- Origin: Sydney, Australia
- Genres: Experimental; improvised music; folk; new music; alternative rock;
- Years active: 2006–present
- Members: Veronique Serret (violin); Mirabai Peart (violin); James Eccles (viola); Oliver Miller (cello);
- Website: thenoise.com.au

= The Noise (string quartet) =

Experimental string quartet from Sydney, Australia

The Noise are an experimental string quartet from Sydney, Australia, formed in 2006. The members are Veronique Serret and Mirabai Peart (violins), James Eccles (viola) and Oliver Miller (cello). They perform notated music, but specialize in live improvisation, often with effects pedals, in a number of musical genres and in reflection of the varied musical experience of the group's members. All four musicians are classically trained and have performed with the Australian Chamber Orchestra, Opera Australia and Pinchgut Opera, but their experience extends to world music, jazz, rock and alternative. The Noise's commitment to experimental New Music has seen the group record the 2013 album composed NOISE, consisting of all new string quartets with elements of improvisation by seven leading Australian composers including Andrew Ford and Rosalind Page.
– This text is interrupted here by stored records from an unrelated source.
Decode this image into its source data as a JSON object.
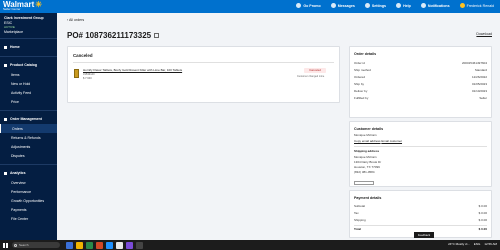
{
  "header": {
    "brand": "Walmart",
    "brand_sub": "Seller Center",
    "nav": [
      {
        "icon": "megaphone-icon",
        "label": "Go Promo"
      },
      {
        "icon": "message-icon",
        "label": "Messages"
      },
      {
        "icon": "gear-icon",
        "label": "Settings"
      },
      {
        "icon": "help-icon",
        "label": "Help"
      },
      {
        "icon": "bell-icon",
        "label": "Notifications"
      }
    ],
    "user": "Frederick Renald"
  },
  "sidebar": {
    "company": "Clark Investment Group",
    "company_sub": "ESIC",
    "status": "ACTIVE",
    "account": "Marketplace",
    "sections": [
      {
        "label": "Home",
        "items": []
      },
      {
        "label": "Product Catalog",
        "items": [
          "Items",
          "New or Hold",
          "Activity Feed",
          "Price"
        ]
      },
      {
        "label": "Order Management",
        "items": [
          "Orders",
          "Returns & Refunds",
          "Adjustments",
          "Disputes"
        ]
      },
      {
        "label": "Analytics",
        "items": [
          "Overview",
          "Performance",
          "Growth Opportunities",
          "Payments",
          "File Center"
        ]
      }
    ],
    "selected": "Orders"
  },
  "page": {
    "back_label": "All orders",
    "po_label": "PO# 108736211173325",
    "download_label": "Download"
  },
  "canceled": {
    "title": "Canceled",
    "item_name": "Hornify Flavor Tablets, Bonfy Gold Rosent Killer with Lime Bar, 100 Tablets",
    "item_sku": "31533140",
    "item_price": "$ 7.640",
    "badge": "Canceled",
    "canceled_by": "Customer changed mine"
  },
  "order_details": {
    "title": "Order details",
    "rows": [
      {
        "label": "Order id",
        "value": "200015461497604"
      },
      {
        "label": "Ship method",
        "value": "Standard"
      },
      {
        "label": "Ordered",
        "value": "12/26/2022"
      },
      {
        "label": "Ship by",
        "value": "01/05/2023"
      },
      {
        "label": "Deliver by",
        "value": "01/10/2023"
      },
      {
        "label": "Fulfilled by",
        "value": "Seller"
      }
    ]
  },
  "customer": {
    "title": "Customer details",
    "name": "Monique McCain",
    "copy_email": "Copy email address",
    "email_customer": "Email customer",
    "shipping_title": "Shipping address",
    "ship_name": "Monique McCain",
    "street": "1304 Dairy Brook Dr",
    "city": "Houston, TX 77099",
    "phone": "(832) 381-0584"
  },
  "payment": {
    "title": "Payment details",
    "rows": [
      {
        "label": "Subtotal",
        "value": "$ 0.00"
      },
      {
        "label": "Tax",
        "value": "$ 0.00"
      },
      {
        "label": "Shipping",
        "value": "$ 0.00"
      },
      {
        "label": "Total",
        "value": "$ 0.00"
      }
    ]
  },
  "feedback_label": "Feedback",
  "taskbar": {
    "search_placeholder": "Search",
    "weather": "24°C  Mostly cl...",
    "time": "12:56 AM",
    "lang": "ENG"
  },
  "colors": {
    "brand_blue": "#0071ce",
    "sidebar_navy": "#041e42",
    "spark_yellow": "#ffc220",
    "canceled_red": "#b32d2e"
  }
}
Their 2015 release Stream was a double album consisting of all improvised material, which just like composed NOISE received four-star reviews in the Sydney Morning Herald, with SMH jazz critic John Shand describing the aesthetic as "...melodic, evocative, starkly beautiful... and coher[ing] with sometimes uncanny precision...". An album of Georges Lentz's composition String Quartet(s), on which The Noise collaborated, was released in 2024.